È come se ciascuno potesse sentirsi avvolto da Cristo e in Esso trovare la forza per superare le difficoltà nelle quali si dibatte.
Per la Fondazione Fevoss “Santa Toscana” l’immagine della tela-Sindone esprime concretamente la missione che si è data: prendersi cura della persona in difficoltà, circondandola con le sue iniziative e i suoi servizi, per darle sostegno e conforto, rispettandone i diritti umani fondamentali e costituzionali.
Perciò la Fondazione Fevoss “Santa Toscana” intende assumere l’opera artistica come simbolo concreto del suo operare. Con tale nobile finalità d’intenti essa chiede un aiuto alla generosità della gente che crede possibile sostenere progetti di vita per la persona nella sua globalità: si cercano benefattori mossi dalla compassione e mecenati ispirati dalla bellezza dell’arte che esorta alla fraternità e operatori che rendano possibile concretamente la nostra missione.

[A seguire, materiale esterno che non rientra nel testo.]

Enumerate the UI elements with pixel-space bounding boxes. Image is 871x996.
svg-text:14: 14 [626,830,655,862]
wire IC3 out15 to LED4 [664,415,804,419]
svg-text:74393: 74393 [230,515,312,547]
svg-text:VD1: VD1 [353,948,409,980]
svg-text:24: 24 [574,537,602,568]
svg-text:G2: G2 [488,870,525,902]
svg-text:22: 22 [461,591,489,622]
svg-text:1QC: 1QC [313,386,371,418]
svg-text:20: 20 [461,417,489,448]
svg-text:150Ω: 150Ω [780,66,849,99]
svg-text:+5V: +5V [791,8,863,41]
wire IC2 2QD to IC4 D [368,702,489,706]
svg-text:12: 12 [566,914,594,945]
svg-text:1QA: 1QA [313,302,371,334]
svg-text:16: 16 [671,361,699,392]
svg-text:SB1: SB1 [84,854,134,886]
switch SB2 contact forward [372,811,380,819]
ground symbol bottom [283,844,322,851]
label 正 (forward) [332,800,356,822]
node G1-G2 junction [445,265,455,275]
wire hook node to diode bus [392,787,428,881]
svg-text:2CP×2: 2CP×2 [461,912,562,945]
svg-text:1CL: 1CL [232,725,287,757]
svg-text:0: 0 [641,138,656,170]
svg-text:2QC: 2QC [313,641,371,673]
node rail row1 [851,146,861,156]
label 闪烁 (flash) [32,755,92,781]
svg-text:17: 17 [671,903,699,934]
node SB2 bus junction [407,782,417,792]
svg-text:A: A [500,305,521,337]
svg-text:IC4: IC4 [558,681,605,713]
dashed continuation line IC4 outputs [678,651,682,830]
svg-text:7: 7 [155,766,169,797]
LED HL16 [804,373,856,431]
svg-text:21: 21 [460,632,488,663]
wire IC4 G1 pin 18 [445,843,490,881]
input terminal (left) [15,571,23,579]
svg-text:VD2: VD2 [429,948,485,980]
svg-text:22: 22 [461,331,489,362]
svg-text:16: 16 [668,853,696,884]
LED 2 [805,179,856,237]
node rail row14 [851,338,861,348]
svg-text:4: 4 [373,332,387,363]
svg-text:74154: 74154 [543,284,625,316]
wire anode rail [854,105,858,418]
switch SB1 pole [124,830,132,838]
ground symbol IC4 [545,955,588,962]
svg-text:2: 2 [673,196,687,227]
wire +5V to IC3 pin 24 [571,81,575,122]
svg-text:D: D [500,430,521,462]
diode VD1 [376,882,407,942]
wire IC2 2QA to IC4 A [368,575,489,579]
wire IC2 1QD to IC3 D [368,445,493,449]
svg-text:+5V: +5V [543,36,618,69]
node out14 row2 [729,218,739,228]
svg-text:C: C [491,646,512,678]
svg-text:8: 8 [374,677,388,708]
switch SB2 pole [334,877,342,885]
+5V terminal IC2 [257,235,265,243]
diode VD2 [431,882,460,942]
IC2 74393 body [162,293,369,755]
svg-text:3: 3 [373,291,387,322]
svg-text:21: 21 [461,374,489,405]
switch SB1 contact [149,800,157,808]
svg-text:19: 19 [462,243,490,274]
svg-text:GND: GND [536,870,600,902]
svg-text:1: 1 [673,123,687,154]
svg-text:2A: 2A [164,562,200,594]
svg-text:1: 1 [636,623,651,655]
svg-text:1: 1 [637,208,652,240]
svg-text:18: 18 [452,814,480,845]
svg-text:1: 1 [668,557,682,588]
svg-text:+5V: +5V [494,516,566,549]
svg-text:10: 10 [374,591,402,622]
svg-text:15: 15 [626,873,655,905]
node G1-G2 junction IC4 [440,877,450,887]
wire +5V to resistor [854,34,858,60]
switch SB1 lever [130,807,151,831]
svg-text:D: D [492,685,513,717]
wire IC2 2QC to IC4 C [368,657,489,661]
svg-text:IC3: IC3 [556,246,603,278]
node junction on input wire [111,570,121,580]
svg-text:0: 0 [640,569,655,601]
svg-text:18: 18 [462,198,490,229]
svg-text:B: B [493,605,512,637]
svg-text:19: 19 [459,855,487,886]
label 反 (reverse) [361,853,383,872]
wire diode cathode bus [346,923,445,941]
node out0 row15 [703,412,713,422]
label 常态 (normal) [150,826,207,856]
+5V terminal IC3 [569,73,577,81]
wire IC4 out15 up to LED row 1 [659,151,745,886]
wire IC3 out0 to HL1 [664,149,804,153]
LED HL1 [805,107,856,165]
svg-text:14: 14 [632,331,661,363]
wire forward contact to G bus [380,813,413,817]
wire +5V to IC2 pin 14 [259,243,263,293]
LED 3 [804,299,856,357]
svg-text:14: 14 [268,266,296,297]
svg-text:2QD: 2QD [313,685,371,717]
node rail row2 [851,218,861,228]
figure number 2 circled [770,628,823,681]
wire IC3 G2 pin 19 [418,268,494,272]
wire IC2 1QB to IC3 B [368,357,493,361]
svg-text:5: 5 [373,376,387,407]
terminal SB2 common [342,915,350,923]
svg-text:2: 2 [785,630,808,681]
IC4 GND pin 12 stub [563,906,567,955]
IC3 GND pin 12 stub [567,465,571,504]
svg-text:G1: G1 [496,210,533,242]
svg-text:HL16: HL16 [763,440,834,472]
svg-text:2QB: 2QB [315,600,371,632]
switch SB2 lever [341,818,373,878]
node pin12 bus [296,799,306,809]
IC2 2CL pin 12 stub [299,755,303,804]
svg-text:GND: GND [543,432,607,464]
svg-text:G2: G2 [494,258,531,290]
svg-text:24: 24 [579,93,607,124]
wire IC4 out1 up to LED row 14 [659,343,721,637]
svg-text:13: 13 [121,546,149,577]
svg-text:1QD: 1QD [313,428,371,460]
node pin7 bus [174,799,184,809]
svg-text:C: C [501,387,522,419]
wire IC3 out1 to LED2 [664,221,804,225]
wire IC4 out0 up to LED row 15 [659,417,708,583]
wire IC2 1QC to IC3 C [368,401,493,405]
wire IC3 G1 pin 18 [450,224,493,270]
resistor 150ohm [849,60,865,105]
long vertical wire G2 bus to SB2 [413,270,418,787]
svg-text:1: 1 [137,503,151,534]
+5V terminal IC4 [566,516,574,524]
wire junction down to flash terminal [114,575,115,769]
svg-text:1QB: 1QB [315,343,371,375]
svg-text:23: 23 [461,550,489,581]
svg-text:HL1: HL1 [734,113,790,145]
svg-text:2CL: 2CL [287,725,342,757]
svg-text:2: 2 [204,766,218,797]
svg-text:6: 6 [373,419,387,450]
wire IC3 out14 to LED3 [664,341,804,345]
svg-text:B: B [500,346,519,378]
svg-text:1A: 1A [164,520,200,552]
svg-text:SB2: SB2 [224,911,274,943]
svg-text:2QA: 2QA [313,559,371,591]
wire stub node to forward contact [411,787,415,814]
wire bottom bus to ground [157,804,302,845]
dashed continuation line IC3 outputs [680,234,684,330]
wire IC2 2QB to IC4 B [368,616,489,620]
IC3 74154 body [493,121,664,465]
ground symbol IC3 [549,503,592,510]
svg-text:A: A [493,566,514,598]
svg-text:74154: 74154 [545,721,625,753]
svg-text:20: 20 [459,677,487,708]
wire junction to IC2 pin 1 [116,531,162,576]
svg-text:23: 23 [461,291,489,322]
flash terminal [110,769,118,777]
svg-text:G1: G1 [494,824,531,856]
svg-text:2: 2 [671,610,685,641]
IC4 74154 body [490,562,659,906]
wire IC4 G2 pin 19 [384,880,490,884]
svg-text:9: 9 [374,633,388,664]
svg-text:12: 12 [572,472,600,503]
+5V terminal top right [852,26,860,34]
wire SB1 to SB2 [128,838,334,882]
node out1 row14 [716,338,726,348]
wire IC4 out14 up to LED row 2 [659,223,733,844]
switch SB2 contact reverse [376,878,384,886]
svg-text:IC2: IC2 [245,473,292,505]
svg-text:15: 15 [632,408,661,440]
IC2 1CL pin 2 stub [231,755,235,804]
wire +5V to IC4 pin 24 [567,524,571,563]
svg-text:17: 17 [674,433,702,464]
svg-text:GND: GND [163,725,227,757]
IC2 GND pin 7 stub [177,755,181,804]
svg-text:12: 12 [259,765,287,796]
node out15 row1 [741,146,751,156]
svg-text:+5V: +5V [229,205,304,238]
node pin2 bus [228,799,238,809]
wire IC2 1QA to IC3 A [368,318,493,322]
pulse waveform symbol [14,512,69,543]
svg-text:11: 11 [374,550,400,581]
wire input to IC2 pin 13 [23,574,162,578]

Peregrinatio della Statua di Maria Madre del Dono
Un pellegrinaggio in 23 tappe nei luoghi di preghiera (Clicca qui per guardare la gallery), nelle case di cura, nelle periferie umane, per portare alle persone il dono della consolazione e della speranza. Un viaggio che, dal 4 ottobre 2018 all’11 febbraio 2019, ha compiuto Maria Madre del Dono: una Madonna con bambino realizzata dallo scultore Flavio Pancheri e terminata alla sua morte dal figlio Walter Pancheri di Ortisei (Bolzano) e donata dalla famiglia alla Fondazione Fevoss Santa Toscana di Verona, che ne ha fatto per la dolce espressività il suo riferimento istitutivo, quello dell’economia del dono quale forma di partecipazione alla vita della comunità umana. Oggi quella “peregrinatio Mariae”, che ha preso il via simbolicamente nella data in cui si celebra la Giornata nazionale della Donazione e si è conclusa altrettanto significativamente nel giorno che ricorda Nostra Signora di Lourdes, diventa un libro, «Nel segno di Maria madre del dono», dato alle stampe da Edizioni Zerotre.

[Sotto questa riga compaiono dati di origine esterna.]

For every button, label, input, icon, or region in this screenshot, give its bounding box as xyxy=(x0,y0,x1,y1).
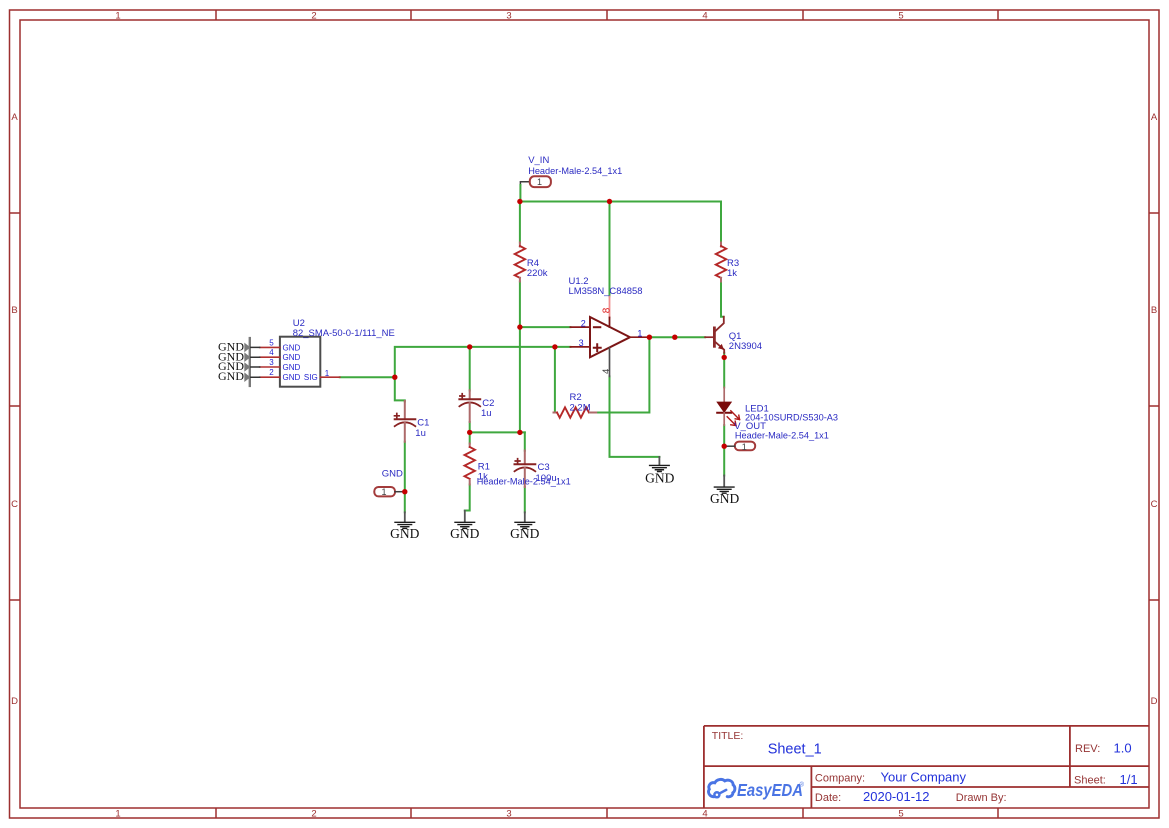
header flag GND near C1 xyxy=(374,487,405,496)
ground symbol below R1 xyxy=(455,511,475,529)
capacitor C1 xyxy=(395,401,416,442)
svg-text:2: 2 xyxy=(581,318,586,328)
svg-text:220k: 220k xyxy=(527,268,548,279)
capacitor C3 xyxy=(515,451,536,488)
svg-text:1: 1 xyxy=(325,369,330,378)
capacitor C2 xyxy=(459,390,480,422)
svg-text:4: 4 xyxy=(702,809,707,820)
svg-text:GND: GND xyxy=(450,526,479,541)
wire R1 top lead xyxy=(469,432,471,443)
svg-text:GND: GND xyxy=(510,526,539,541)
svg-text:2020-01-12: 2020-01-12 xyxy=(863,789,930,804)
wire C2 top from pin3 rail xyxy=(469,347,471,391)
wire C3 bottom to GND xyxy=(524,487,526,512)
svg-text:4: 4 xyxy=(601,369,612,374)
svg-text:1u: 1u xyxy=(481,408,492,419)
svg-text:1k: 1k xyxy=(727,268,737,279)
wire pin2 stub horizontal xyxy=(520,326,571,328)
svg-text:SIG: SIG xyxy=(304,373,318,382)
border row letters left xyxy=(11,112,18,707)
svg-text:A: A xyxy=(1151,112,1158,123)
svg-text:REV:: REV: xyxy=(1075,743,1100,755)
junction dots xyxy=(392,199,727,495)
svg-text:5: 5 xyxy=(898,809,903,820)
svg-text:3: 3 xyxy=(579,338,584,348)
GND flag texts at U2 xyxy=(218,340,244,383)
EasyEDA logo xyxy=(709,779,805,800)
svg-text:82_SMA-50-0-1/111_NE: 82_SMA-50-0-1/111_NE xyxy=(293,328,395,339)
wire R2 left lead up to pin3 rail xyxy=(554,347,556,413)
svg-text:8: 8 xyxy=(602,307,613,313)
wire opamp output to Q1 base xyxy=(649,336,705,338)
wire SIG node up and right to pin3 xyxy=(395,347,571,377)
wire C3 top from mid row xyxy=(524,432,526,450)
LED LED1 xyxy=(717,387,739,425)
svg-text:GND: GND xyxy=(710,491,739,506)
svg-text:GND: GND xyxy=(283,373,301,382)
svg-text:2: 2 xyxy=(269,368,274,377)
wire opamp pin4 down and right to GND xyxy=(610,376,660,457)
op-amp U1.2 xyxy=(570,296,649,376)
svg-text:B: B xyxy=(11,305,17,316)
svg-text:GND: GND xyxy=(390,526,419,541)
svg-text:GND: GND xyxy=(645,471,674,486)
svg-text:1: 1 xyxy=(637,328,642,338)
svg-text:Header-Male-2.54_1x1: Header-Male-2.54_1x1 xyxy=(477,476,571,487)
svg-text:TITLE:: TITLE: xyxy=(712,730,744,742)
CIRCUIT xyxy=(244,176,755,528)
wire Q1 emitter to LED xyxy=(723,353,725,388)
wire node to C1 top xyxy=(395,377,405,401)
svg-text:1: 1 xyxy=(742,442,747,452)
resistor R3 xyxy=(716,243,726,282)
svg-text:Company:: Company: xyxy=(815,772,865,784)
wire opamp pin8 from rail xyxy=(609,202,611,297)
resistor R4 xyxy=(515,243,525,282)
svg-text:Your Company: Your Company xyxy=(881,769,967,784)
title block texts xyxy=(712,730,1138,804)
wire R3 bottom to Q1 collector elbow xyxy=(721,282,724,317)
svg-text:B: B xyxy=(1151,305,1157,316)
svg-text:4: 4 xyxy=(269,348,274,357)
wire LED cathode to V_OUT node to GND xyxy=(723,425,725,475)
ground symbol below V_OUT xyxy=(714,476,734,494)
resistor R1 xyxy=(465,444,475,485)
header flag V_OUT xyxy=(724,442,755,451)
svg-text:Header-Male-2.54_1x1: Header-Male-2.54_1x1 xyxy=(528,166,622,177)
svg-text:LM358N_C84858: LM358N_C84858 xyxy=(569,286,643,297)
svg-text:Sheet_1: Sheet_1 xyxy=(768,742,822,758)
resistor R2 xyxy=(554,407,597,417)
svg-text:D: D xyxy=(1151,696,1158,707)
transistor Q1 xyxy=(705,317,724,353)
svg-text:2.2M: 2.2M xyxy=(570,403,591,414)
connector U2 xyxy=(260,337,340,387)
svg-text:3: 3 xyxy=(269,358,274,367)
wire mid row horizontal xyxy=(470,431,525,433)
svg-text:C: C xyxy=(1151,499,1158,510)
svg-text:GND: GND xyxy=(283,343,301,352)
svg-text:A: A xyxy=(11,112,18,123)
header flag V_IN xyxy=(530,176,551,187)
svg-text:1: 1 xyxy=(115,11,120,22)
svg-text:1: 1 xyxy=(382,487,387,497)
svg-text:4: 4 xyxy=(702,11,707,22)
wire U2 SIG to node xyxy=(340,376,395,378)
border column numbers top xyxy=(115,11,903,22)
wire R3 top from rail corner xyxy=(720,202,722,243)
svg-text:GND: GND xyxy=(218,369,244,383)
svg-text:3: 3 xyxy=(506,809,511,820)
ground symbol below C1 xyxy=(395,512,415,528)
wire R4 bottom to pin2 node down to mid row xyxy=(519,282,521,433)
svg-text:Date:: Date: xyxy=(815,792,841,804)
U2 pin numbers xyxy=(269,338,330,377)
wire R4 top lead from rail xyxy=(519,202,521,243)
wire C1 bottom to GND xyxy=(404,442,406,513)
svg-text:GND: GND xyxy=(382,469,403,480)
wire V_IN header to top rail xyxy=(520,182,529,202)
svg-text:R2: R2 xyxy=(570,392,582,403)
svg-text:C: C xyxy=(11,499,18,510)
svg-text:D: D xyxy=(11,696,18,707)
svg-text:1: 1 xyxy=(537,177,542,187)
svg-text:1/1: 1/1 xyxy=(1120,772,1138,787)
svg-text:GND: GND xyxy=(283,353,301,362)
wire output node down to R2 right xyxy=(596,337,649,412)
svg-text:5: 5 xyxy=(898,11,903,22)
svg-text:®: ® xyxy=(800,782,805,789)
ground symbol opamp pin4 xyxy=(650,457,670,472)
svg-text:1u: 1u xyxy=(415,428,426,439)
svg-text:Sheet:: Sheet: xyxy=(1074,775,1106,787)
border column numbers bottom xyxy=(115,809,903,820)
wire top supply rail xyxy=(520,201,721,203)
title block frame xyxy=(704,726,1149,808)
svg-text:GND: GND xyxy=(283,363,301,372)
svg-text:1: 1 xyxy=(115,809,120,820)
svg-text:Drawn By:: Drawn By: xyxy=(956,792,1007,804)
GND net flags at U2 pins xyxy=(244,338,259,386)
wire C2 bottom to mid node xyxy=(469,422,471,432)
wire R1 bottom to GND elbow xyxy=(465,485,470,511)
svg-text:EasyEDA: EasyEDA xyxy=(737,780,803,800)
svg-text:5: 5 xyxy=(269,338,274,347)
svg-text:2: 2 xyxy=(311,11,316,22)
ground symbol below C3 xyxy=(515,512,535,528)
svg-text:C3: C3 xyxy=(538,462,550,473)
svg-text:1.0: 1.0 xyxy=(1114,741,1132,756)
svg-text:3: 3 xyxy=(506,11,511,22)
U2 pin names GND x4 and SIG xyxy=(283,343,318,382)
svg-text:Header-Male-2.54_1x1: Header-Male-2.54_1x1 xyxy=(735,430,829,441)
svg-text:V_IN: V_IN xyxy=(528,155,549,166)
border row letters right xyxy=(1151,112,1158,707)
svg-text:2N3904: 2N3904 xyxy=(729,341,762,352)
svg-text:2: 2 xyxy=(311,809,316,820)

«L’immagine di Maria suscita sentimenti di serenità, consolazione, conforto, compassione e forse in qualcuno anche il risveglio dei valori della fede, della speranza e dell’Amore», spiega Alfredo Dal Corso, presidente di Fondazione Fevoss Santa Toscana, autore del testo insieme a Franco Larocca, già ordinario di pedagogia Speciale all’università di Verona e responsabile della formazione nella Fondazione. «Da qui la decisione di raccontare la storia che si è realizzata attraverso la bellezza di un’opera d’arte scolpita su legno tanti anni fa, forse per scaldarci il cuore».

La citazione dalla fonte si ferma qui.